Орион Пакс стоял у одной из панелей, его красно-синяя броня тускло поблёскивала в свете ламп. Поверхность её была испещрена царапинами и покрыта пылью — следами битв в катакомбах, но теперь в этом сиянии мелькали золотые искры. Они цеплялись к нему, как отголоски Искры Мультиверсума, чей голос всё ещё звучал в его процессоре — зов, полный боли и обещаний. Его оптические сенсоры сузились, улавливая мерцание древних символов, что проступали на панели, будто звёзды, пробивающиеся сквозь ночной мрак. Пальцы Ориона, всё ещё слегка дрожавшие от напряжения прошлых схваток, скользнули по холодной поверхности, и поток данных хлынул в его сознание: имена давно угасших праймов, чертежи технологий, что канули в небытие, обрывки хроник, шептавших о рождении Кибертрона. Но сейчас он искал не просто знания — он искал ответы. Ответы на вопросы, что оставил Альфа Трион, на тайны разлома, что разверзся под их ногами, и на голос тьмы, что прогремел в золотой бездне, обещая либо хаос, либо спасение.

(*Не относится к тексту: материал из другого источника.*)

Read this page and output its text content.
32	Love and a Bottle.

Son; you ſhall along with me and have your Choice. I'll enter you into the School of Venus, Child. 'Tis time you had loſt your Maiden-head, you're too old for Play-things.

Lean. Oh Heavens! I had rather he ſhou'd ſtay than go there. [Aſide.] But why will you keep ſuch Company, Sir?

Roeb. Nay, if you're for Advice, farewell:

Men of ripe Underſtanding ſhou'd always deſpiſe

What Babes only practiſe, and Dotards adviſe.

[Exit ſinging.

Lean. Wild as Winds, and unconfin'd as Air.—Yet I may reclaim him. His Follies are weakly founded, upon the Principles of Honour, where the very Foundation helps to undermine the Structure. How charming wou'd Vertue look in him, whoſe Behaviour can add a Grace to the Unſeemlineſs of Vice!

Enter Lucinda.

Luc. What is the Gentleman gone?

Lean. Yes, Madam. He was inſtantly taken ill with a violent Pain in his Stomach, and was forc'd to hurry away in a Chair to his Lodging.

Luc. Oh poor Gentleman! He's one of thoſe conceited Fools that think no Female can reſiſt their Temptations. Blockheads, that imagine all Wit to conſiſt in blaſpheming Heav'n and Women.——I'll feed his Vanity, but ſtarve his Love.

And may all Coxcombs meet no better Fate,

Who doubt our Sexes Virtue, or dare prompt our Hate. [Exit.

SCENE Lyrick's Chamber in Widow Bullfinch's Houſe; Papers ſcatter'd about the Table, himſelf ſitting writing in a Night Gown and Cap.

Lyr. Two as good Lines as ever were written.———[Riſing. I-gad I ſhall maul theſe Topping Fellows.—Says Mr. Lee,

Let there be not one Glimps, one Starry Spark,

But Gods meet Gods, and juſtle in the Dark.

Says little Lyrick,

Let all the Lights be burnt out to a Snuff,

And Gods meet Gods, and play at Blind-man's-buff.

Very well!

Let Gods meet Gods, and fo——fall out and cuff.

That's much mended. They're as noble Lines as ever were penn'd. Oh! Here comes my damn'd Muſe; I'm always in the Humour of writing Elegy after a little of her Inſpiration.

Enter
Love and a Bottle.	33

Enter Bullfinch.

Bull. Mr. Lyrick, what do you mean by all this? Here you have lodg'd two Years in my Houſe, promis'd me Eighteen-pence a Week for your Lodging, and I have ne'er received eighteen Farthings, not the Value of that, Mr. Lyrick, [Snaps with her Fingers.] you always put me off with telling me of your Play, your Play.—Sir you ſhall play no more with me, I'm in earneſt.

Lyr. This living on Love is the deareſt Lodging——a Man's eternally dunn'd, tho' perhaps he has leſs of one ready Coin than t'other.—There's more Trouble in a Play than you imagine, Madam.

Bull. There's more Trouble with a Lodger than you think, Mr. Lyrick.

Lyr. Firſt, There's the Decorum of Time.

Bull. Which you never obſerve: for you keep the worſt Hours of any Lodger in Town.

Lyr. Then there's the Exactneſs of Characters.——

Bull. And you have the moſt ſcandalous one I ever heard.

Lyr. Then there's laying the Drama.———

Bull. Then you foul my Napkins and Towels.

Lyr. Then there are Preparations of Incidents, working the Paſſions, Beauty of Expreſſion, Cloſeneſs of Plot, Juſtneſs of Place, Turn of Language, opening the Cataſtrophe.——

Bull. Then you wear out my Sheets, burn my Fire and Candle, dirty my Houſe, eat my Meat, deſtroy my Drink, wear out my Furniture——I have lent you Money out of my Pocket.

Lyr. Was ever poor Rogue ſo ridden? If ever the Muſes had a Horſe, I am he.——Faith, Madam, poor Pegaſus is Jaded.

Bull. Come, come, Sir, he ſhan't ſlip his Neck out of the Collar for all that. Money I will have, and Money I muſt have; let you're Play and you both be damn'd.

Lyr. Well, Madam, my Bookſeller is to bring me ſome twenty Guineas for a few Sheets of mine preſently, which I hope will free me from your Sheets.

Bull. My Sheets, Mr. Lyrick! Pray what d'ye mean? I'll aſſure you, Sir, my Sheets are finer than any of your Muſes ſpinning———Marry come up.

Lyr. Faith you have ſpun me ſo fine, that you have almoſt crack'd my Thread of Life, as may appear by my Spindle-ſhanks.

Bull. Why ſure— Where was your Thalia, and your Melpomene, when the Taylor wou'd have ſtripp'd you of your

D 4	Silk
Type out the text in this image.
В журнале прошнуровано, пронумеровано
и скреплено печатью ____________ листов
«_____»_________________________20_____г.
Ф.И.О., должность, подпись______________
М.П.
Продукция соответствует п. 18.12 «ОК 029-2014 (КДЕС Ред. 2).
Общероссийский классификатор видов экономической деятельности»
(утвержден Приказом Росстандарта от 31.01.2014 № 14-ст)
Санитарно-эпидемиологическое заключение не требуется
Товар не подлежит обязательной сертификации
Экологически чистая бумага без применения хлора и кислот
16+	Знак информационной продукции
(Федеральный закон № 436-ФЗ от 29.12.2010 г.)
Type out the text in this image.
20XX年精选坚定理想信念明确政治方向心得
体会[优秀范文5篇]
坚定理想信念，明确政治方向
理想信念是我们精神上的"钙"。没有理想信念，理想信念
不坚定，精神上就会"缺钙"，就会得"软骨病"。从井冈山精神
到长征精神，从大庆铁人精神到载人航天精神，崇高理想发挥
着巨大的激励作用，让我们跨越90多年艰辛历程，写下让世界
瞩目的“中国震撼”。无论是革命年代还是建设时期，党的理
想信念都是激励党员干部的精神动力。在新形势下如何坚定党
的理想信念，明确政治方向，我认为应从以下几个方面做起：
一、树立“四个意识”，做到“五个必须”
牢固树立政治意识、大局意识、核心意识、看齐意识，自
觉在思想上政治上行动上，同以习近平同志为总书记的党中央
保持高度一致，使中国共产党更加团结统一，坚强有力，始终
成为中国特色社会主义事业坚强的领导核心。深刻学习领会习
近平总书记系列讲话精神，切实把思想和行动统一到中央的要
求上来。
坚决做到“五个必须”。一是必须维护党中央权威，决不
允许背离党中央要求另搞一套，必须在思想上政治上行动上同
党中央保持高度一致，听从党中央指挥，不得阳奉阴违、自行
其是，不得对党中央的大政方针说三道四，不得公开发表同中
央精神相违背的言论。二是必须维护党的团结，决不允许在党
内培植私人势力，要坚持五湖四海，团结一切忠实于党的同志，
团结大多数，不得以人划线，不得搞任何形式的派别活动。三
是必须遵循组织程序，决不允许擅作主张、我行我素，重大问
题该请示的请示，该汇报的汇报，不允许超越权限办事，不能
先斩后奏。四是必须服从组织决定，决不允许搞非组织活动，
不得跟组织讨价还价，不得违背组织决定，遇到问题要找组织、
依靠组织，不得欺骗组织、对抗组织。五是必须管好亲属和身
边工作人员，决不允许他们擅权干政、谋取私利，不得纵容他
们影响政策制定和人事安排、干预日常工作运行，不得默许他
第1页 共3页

Позади него Мегатрон мерил шагами зал, его серебристая броня сверкала в полумраке, как клинок, выкованный в недрах Каона. Она была покрыта вмятинами и тёмными пятнами — следами крови врагов и пыли шахт, что он оставил позади. Его красные оптические сенсоры пылали, выдавая нетерпение, а когти слегка постукивали по броне, когда он скрестил руки. Его голос, низкий и резкий, разорвал тишину, как лезвие, вонзающееся в металл.
— Опять копаешься в этой пыли, Орион? — бросил он, и его ухмылка была острой, почти насмешливой.
— Мы взяли Искру, разнесли Триона, открыли его проклятый разлом, а ты всё ещё роешься в старых железках, ища свои сказки. Что теперь? Ещё одна головоломка, чтобы завести нас в новую ловушку?
Орион не обернулся. Его пальцы продолжали скользить по панели, но голос его был спокоен, полон сосредоточенности, как шепот ветра в пустынных каньонах Кибертрона.
— Это не сказки, Мегатрон. Это правда, — ответил он тихо.
— Искра показала нам её: Квинтессоны, разлом, Трион. Он не просто спрятал её — он сломал её, чтобы скрыть свою вину. Разлом — это не её ошибка, а его, и та тьма, что мы выпустили, — это то, чего он боялся больше всего. Мы должны понять, что это, иначе Кибертрон заплатит за нашу слепоту.
Мегатрон шагнул ближе, его тень упала на панель, поглощая свет, и когти слегка царапнули металл, оставив тонкую борозду, что тут же наполнилась пылью, как след шахтёра в глубинах Каона.
— Понимать? — Он фыркнул, но голос его стал тише, как далёкий рокот шахт, зовущий его назад.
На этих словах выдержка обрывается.